There's class conflict too, most of it confined to rumblings in the subtext save for one outburst that's far too on-the-nose, double underlining a point it doesn't need to. The plot doesn't go into any sort of detail about what the four do for a living but there's a certain clash of the practical versus the creative, the buttoned-down versus the bourgeois which almost never ends well. Suffice to say, I don't think it's much of a spoiler to say that this is most definitely the case here.
Of course, if you've no time for all of that political nonsense then it's perfectly fine to approach this as a horror/thriller in which you can take bets on who's going to make it out of the place the following morning, if indeed any of them are. I would say there's an undercurrent of sexual tension too but there's nothing under about the current at all - from early on, those liberal French types are shown to be Anglophiles in every sense.
Exit has its moments but an awful lot of the wind is taken out of those by the stylistic choices - visions, flashbacks, flash forwards and lots and lots (and lots) of slow motion.
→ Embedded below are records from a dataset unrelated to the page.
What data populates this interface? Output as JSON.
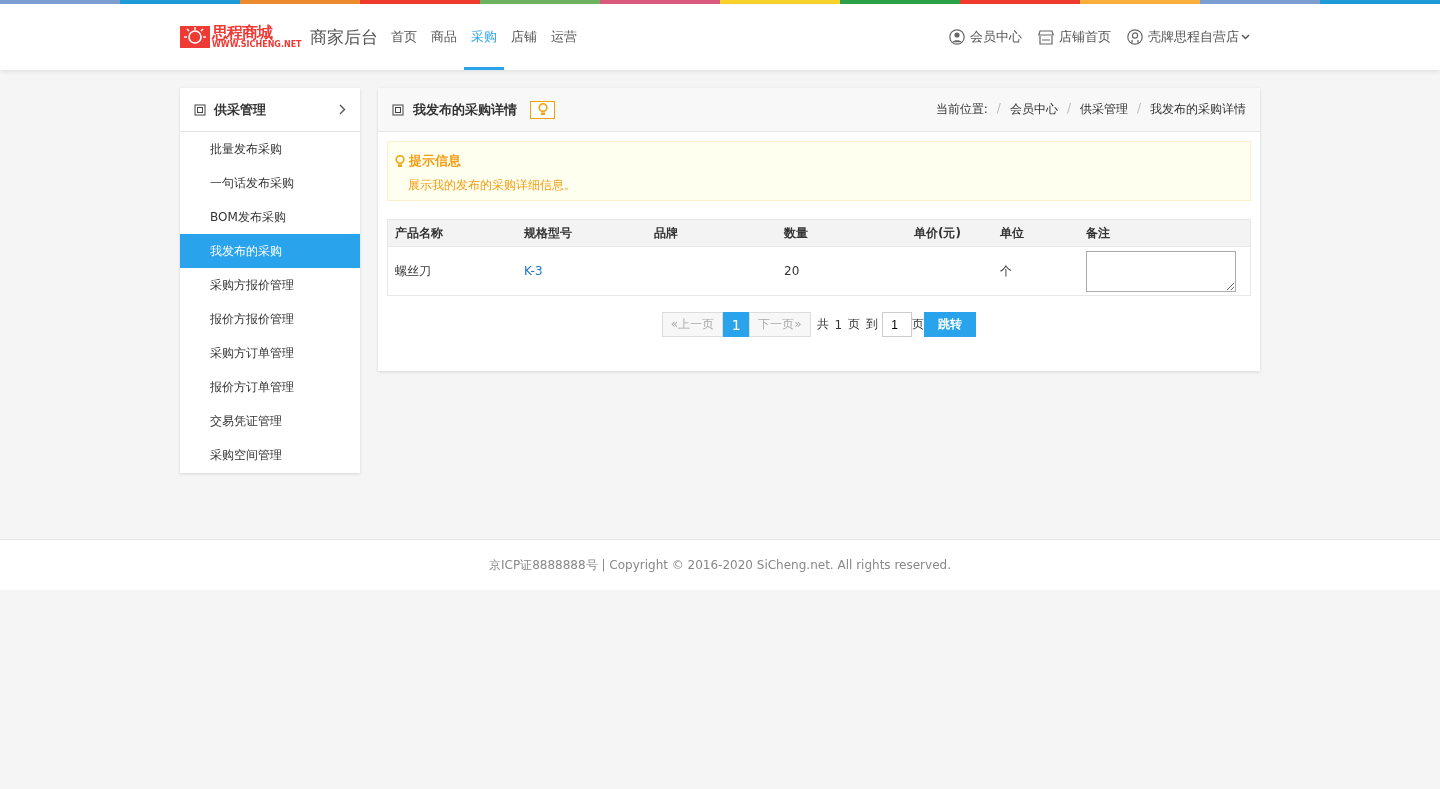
{
  "header": {
    "logo": {
      "name": "思程商城",
      "url": "WWW.SICHENG.NET"
    },
    "title": "商家后台",
    "nav": [
      {
        "label": "首页",
        "selected": false
      },
      {
        "label": "商品",
        "selected": false
      },
      {
        "label": "采购",
        "selected": true
      },
      {
        "label": "店铺",
        "selected": false
      },
      {
        "label": "运营",
        "selected": false
      }
    ],
    "links": [
      {
        "kind": "member",
        "label": "会员中心"
      },
      {
        "kind": "store",
        "label": "店铺首页"
      },
      {
        "kind": "account",
        "label": "壳牌思程自营店"
      }
    ]
  },
  "sidebar": {
    "title": "供采管理",
    "items": [
      {
        "label": "批量发布采购",
        "selected": false
      },
      {
        "label": "一句话发布采购",
        "selected": false
      },
      {
        "label": "BOM发布采购",
        "selected": false
      },
      {
        "label": "我发布的采购",
        "selected": true
      },
      {
        "label": "采购方报价管理",
        "selected": false
      },
      {
        "label": "报价方报价管理",
        "selected": false
      },
      {
        "label": "采购方订单管理",
        "selected": false
      },
      {
        "label": "报价方订单管理",
        "selected": false
      },
      {
        "label": "交易凭证管理",
        "selected": false
      },
      {
        "label": "采购空间管理",
        "selected": false
      }
    ]
  },
  "panel": {
    "title": "我发布的采购详情",
    "breadcrumb_label": "当前位置:",
    "breadcrumb_separator": "/",
    "breadcrumb": [
      "会员中心",
      "供采管理",
      "我发布的采购详情"
    ],
    "notice": {
      "title": "提示信息",
      "text": "展示我的发布的采购详细信息。"
    },
    "table": {
      "columns": [
        "产品名称",
        "规格型号",
        "品牌",
        "数量",
        "单价(元)",
        "单位",
        "备注"
      ],
      "rows": [
        {
          "name": "螺丝刀",
          "spec": "K-3",
          "quantity": "20",
          "unit": "个"
        }
      ]
    },
    "pagination": {
      "prev": {
        "label": "«上一页",
        "disabled": true
      },
      "pages": [
        {
          "label": "1",
          "selected": true
        }
      ],
      "next": {
        "label": "下一页»",
        "disabled": true
      },
      "total_prefix": "共",
      "total": "1",
      "total_suffix": "页",
      "goto_prefix": "到",
      "goto_value": "1",
      "goto_suffix": "页",
      "goto_button": "跳转"
    }
  },
  "footer": "京ICP证8888888号 | Copyright © 2016-2020 SiCheng.net. All rights reserved."
}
The potential queasiness and ferocity of the pivotal plot points is vastly reduced by having them play out at a crawl. Yes, there's tension to be wrung from playing out a pursuit at an agonising creep but having a fight run at the same pace just sucks all the thrills from it.
Elsewhere, the subplot concerning the sinister reason for the existence of this particular apartment is left largely unexplained, which leaves room for the audience's imagination but doesn't make as much of an impact as it should. Having said that, the opening tour of the place, conducted by the excellent Tony Denham as Russell Bone, landlord from Hell (perhaps literally), is both amusing and worrying in equal measure. It's a bit of a shame he isn't in this more as he strikes just the right balance between funny and oddly frightening.
Even if the material doesn't quite stretch to cover the whole running time, it's encouraging that there's no obvious Exit route. Sahani, as the initially nondescript supporting character who suddenly and interestingly becomes the lead, deals capably with the various twists and turns. The vivid colours and trippy soundtrack give the proceedings a suitably discordant edge and although matters don't turn as spectacularly bloody as you may be expecting there are a couple of effectively nasty moments.
Various parts of Exit don't click together as they ought to but it's fascinating to see how a parable for the here and now is told through the filter of a down and (sometimes) dirty horror/thriller and it deserves credit for that at the very least. I would much rather watch a movie that aims high and doesn't quite hit the target than one which plays it annoyingly safe.
The feeling I couldn't shake after seeing this is that a just a slight tightening of two or three sequences, plus a reduction in the deployment of the slow-mo, would have resulted in a 75-minute film that delivered on a more regular basis. As it is, despite its flaws, Exit is still worth the entrance fee.